Der Schulbus fährt durch die kahle Hochebene und hält immer wieder an, um Kinder einsteigen zu lassen. Sie kamen früh in der Schule an und José Gabriel hatte noch Zeit für ein kleines Basketball-Match in der Turnahalle und sich im Waschraum mit lauwarmem Wasser zu duschen.

In seiner Klasse hatten alle Kinder indianische Gesichtszüge. Nur zwei weisse Kinder waren darunter. Es waren zwei Austauschschüler aus Lima. Sie waren gekommen, um ihr Quechua zu verbessern und um die Sonne im Hochgebirge zu geniessen, solange in Lima neblige Kälte herrschte.

Die erste Schulstunde war Geschichte Perus. Die Lehrerin fragte die Kinder in Quechua:

- Habt Ihr nachgefragt, wie Eure Eltern und Grosseltern früher gelebt haben ?

- Meine Mama sagt, damals haetten sie keine Heizung gehabt, sagt José Gabriel.

- Und auch keinen Strom und Solarenergie, ergänzt seine Sitznachbarin Kusi.

- Und in den Häusern gab es kein Bad, meint Cahuide.

- Und es gab auch keine Müllabfuhr, schreit Ollanta.

- Wie ekelhaft! – die kleine Chaska verzieht den Mund so erschrocken, dass alle loslachen.

- Das stimmt wirklich, Kinder – erklärt die Lehrerin. – Das Leben war damals sehr schwierig für die Bauern. Aber ging es allen Peruanern so schlecht ?

- Natürlich nicht – Inti, der Klassenprimus, meldete sich. – In den Städten an der Küsten lebten die Menschen besser. Einige hatten sogar hausangestellte von den Anden und behandelten sie schlecht.

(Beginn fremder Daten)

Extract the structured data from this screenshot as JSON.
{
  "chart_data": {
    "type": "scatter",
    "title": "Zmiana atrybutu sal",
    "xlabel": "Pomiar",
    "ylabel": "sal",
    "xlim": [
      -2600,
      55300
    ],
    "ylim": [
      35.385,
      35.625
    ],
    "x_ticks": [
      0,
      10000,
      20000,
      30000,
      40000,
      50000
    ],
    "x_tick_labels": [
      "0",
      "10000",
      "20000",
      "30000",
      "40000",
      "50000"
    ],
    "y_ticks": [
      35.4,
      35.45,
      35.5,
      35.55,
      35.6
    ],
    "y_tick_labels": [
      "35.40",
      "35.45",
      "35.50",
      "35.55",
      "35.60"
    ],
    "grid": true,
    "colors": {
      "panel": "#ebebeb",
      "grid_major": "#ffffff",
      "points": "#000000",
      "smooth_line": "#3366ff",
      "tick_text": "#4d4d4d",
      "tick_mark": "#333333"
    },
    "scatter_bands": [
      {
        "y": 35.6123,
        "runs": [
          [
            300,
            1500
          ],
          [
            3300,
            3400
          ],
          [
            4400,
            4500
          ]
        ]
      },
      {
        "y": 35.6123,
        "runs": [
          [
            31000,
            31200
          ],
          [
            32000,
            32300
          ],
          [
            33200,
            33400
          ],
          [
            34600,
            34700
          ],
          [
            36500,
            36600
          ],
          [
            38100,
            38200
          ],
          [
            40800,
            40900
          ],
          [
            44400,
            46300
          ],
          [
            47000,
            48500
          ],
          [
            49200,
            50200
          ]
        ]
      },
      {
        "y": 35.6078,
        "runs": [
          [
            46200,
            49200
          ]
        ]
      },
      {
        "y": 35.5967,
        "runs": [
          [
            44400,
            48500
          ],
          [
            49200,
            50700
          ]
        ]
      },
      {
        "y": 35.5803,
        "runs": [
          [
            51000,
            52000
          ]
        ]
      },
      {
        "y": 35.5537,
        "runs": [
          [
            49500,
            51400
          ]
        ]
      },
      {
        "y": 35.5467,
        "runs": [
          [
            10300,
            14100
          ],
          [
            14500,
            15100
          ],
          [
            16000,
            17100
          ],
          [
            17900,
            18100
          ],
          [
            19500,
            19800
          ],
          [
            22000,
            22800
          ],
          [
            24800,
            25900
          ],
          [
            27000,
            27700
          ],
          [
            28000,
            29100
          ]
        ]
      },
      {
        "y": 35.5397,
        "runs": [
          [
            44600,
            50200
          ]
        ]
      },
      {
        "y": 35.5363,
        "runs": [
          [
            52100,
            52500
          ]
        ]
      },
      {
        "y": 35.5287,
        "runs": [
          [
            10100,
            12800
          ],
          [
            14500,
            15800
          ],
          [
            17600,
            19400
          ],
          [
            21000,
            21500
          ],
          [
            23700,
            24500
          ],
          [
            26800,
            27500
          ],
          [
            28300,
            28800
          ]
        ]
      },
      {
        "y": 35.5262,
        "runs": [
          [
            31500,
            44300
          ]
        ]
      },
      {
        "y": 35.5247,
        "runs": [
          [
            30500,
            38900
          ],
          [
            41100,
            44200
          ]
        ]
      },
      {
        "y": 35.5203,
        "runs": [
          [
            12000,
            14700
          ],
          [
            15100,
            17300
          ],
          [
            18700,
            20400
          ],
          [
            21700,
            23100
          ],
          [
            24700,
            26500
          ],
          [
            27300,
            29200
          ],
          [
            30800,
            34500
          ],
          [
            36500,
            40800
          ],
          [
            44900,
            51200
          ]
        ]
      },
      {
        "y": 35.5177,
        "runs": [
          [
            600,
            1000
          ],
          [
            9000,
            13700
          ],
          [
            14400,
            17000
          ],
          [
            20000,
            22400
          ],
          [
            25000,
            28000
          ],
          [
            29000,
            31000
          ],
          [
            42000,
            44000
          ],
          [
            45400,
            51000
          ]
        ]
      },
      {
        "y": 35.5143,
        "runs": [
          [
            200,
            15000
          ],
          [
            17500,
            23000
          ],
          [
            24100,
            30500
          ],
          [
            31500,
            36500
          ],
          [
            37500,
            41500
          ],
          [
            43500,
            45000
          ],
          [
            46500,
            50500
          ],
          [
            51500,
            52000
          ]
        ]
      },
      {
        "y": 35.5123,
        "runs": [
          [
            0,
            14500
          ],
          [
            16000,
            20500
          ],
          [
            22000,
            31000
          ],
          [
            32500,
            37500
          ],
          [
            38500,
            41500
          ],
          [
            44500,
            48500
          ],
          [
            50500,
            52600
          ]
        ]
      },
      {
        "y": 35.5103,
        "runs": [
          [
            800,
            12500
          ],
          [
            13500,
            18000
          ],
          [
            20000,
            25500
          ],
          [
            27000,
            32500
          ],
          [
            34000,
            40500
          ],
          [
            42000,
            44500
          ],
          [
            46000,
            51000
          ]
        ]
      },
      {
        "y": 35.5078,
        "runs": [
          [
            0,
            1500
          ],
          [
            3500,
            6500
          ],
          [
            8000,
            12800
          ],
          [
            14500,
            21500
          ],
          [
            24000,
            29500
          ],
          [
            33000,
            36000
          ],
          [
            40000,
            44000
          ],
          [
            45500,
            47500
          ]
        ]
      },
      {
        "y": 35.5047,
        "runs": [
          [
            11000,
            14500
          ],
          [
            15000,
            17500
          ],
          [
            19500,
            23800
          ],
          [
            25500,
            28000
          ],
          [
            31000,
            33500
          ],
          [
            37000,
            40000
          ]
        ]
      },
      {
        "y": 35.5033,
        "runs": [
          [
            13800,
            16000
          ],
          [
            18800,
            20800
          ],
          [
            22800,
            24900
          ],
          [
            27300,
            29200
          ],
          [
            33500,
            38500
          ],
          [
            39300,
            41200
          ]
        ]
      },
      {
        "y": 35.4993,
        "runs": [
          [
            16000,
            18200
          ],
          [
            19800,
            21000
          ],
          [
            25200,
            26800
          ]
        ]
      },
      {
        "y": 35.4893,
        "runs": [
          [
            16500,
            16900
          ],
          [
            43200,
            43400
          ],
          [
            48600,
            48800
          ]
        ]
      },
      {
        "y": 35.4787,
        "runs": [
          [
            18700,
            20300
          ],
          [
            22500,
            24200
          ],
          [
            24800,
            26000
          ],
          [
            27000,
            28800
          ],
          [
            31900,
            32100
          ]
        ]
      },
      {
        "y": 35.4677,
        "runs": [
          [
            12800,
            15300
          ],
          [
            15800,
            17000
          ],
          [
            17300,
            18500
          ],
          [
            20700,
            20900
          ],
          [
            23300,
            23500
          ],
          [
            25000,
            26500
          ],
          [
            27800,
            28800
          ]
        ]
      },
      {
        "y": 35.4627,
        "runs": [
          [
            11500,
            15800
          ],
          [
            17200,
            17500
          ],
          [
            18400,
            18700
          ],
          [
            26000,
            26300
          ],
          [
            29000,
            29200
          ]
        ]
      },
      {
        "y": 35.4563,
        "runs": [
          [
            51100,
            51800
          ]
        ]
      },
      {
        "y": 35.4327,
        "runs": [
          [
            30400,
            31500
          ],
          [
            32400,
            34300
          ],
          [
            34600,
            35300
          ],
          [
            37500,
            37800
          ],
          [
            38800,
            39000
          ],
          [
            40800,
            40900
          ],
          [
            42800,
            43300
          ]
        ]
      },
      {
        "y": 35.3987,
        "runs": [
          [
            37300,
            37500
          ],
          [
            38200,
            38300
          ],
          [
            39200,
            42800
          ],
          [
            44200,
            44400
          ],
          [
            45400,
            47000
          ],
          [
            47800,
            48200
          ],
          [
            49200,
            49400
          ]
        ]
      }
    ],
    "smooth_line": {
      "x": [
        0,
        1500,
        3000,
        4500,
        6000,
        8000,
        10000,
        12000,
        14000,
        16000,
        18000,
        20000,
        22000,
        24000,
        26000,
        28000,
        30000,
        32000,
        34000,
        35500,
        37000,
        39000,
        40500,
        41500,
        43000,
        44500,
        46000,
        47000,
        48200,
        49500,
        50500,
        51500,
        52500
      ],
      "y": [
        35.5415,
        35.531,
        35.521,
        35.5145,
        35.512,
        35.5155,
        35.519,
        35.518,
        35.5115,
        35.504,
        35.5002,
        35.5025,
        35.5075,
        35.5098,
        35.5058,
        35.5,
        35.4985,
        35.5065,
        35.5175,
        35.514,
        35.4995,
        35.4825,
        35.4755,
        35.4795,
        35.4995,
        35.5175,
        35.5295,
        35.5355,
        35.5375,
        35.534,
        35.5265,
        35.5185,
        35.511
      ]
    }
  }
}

- Sie mussten zu ihren Arbeitgebern „Herr“ oder „Junger Herr“ sagen und sie mit „Sie“ anreden – wusste José Gabriel, und benutzte die entsprechenden spanischen Wörter.

- Ich habe das Museum der Apartheid im Badeort Asia, kurz vor Lima, besucht. Es war sehr interessant – wusste Sinchi zu berichten, einer der beiden Besucher aus Lima. Langsam und bedächtig kamen ihm die schweren Quechualauta von den Lippen. – Dort bekommen die Besucher eine Schürze angezogen, damit sie nachfühlen könne, unter welchen Bedingungen die Hausangestellten damals arbeiteten.

Alle Kinder schwatzen auf einmal laut los und erzählten davon, wie sie das letzte Mal ihre Sommerferien in Asia, camaná und Paracas verbracht haben. Schliesslich rief sie die Lehrerin wieder zur Ordnung:

- Haben Euch Eure Eltern auch von den staatlichen Schulen erzählt ?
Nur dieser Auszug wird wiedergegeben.